The oil futures complex dipped overnight after the American Petroleum Institute late Tuesday reported unexpected stock builds for gasoline and distillate fuels and the U.S. dollar rebounded from a seven-week low posted Tuesday following hawkish comments from Federal Reserve officials.
The API reported gasoline stockpiles increased by 2.2 million bbl and supplies of distillate fuels increased 2.4 million bbl during the week-ended Aug. 12. A Schneider Electric survey showed the market expected stock draws of 1.7 million bbl for gasoline and 700,000 bbl for distillates.
The trade group reported total U.S. crude oil inventories fell by 1.0 million bbl, with crude supplies at the Cushing delivery point for West Texas Intermediate in Oklahoma down by 700,000 bbl.

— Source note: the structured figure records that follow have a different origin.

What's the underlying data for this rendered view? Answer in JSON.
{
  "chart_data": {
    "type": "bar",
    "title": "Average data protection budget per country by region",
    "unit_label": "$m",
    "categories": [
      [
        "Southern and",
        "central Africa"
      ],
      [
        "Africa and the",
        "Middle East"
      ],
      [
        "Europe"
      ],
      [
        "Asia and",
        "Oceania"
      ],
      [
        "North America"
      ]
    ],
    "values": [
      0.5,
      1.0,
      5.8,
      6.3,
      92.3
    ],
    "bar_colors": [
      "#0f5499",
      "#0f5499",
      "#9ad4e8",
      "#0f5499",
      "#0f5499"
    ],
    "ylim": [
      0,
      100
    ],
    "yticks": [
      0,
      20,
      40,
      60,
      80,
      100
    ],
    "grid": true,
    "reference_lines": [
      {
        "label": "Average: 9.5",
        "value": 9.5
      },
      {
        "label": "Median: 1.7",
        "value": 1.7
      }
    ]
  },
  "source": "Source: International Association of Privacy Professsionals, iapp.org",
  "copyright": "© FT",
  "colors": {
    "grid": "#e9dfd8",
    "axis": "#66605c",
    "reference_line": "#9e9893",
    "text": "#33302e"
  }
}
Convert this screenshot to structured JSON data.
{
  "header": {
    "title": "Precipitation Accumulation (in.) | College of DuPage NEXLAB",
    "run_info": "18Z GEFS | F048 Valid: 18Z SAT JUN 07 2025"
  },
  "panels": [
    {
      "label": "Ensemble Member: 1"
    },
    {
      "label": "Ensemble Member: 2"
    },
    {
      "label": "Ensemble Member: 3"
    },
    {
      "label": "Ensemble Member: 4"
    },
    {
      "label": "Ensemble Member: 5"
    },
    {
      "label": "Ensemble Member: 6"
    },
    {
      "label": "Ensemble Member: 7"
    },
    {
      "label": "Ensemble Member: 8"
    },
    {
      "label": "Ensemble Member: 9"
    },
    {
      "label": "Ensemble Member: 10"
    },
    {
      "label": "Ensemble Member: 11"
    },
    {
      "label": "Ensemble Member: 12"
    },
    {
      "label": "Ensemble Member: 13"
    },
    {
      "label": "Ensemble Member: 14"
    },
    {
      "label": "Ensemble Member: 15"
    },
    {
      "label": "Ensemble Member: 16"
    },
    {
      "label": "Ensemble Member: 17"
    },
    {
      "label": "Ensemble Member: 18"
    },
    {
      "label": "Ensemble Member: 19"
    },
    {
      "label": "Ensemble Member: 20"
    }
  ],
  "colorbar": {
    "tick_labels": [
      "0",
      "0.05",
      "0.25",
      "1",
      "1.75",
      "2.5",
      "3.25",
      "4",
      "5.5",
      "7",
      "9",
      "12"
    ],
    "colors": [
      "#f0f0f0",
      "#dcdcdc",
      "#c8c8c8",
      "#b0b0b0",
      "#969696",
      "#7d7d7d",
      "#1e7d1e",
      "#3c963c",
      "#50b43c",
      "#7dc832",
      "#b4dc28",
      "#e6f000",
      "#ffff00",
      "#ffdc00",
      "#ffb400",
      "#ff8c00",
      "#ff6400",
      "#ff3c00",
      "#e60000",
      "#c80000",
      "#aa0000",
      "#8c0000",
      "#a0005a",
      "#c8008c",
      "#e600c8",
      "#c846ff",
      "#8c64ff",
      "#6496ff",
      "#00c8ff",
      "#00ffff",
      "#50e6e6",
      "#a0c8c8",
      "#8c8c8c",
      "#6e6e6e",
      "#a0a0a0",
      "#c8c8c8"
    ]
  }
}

In today's session, options contracts for NYMEX September WTI crude oil futures will expire at the 2:30 PM ET close of regular trade session.
At 9:00 AM ET, NYMEX September WTI crude futures were little changed, down 3cts at a $46.55 bbl, having reversed down from Tuesday's $46.73 one-month spot high. October Brent on IntercontinentalExchange advanced 12cts to $49.43 bbl a, edging off a $49.46 fresh five-week spot high posted in premarket.
In products trade, NYMEX September ULSD futures edged up 1.84cts to $1.4797 gallon, off a $1.4803 five-week spot high. The NYMEX September RBOB futures contract was little changed, nudging up 0.57cts to $1.4283 gallon, after earlier posting a fresh one-month high of $1.4293.
The oil futures complex rallied Tuesday on a sharply weaker U.S. dollar and speculation the Organization of Petroleum Exporting Countries and non-OPEC would take action to stabilize oil prices when they informally meet late next month alongside a separate oil conference in Algiers set to be held Sept. 26-28.
However, analysts are skeptical an agreement will be reached between Russia, Saudi Arabia and the rest of the OPEC members to freeze or cut output since previous efforts failed. At a meeting in Doha earlier this year, OPEC failed to reach a production freeze deal after Saudi Arabia insisted Iran must also participate in the deal and cut production. Iran refused to do so, a position it took before that meeting, saying it would ramp up production after winning sanctions relief in January.
In currency trade, the dollar reversed higher ahead of the release of minutes of last month's Federal Open Market Committee meeting. The most recent comments from Fed officials revived speculation an increase in interest rates could come this year.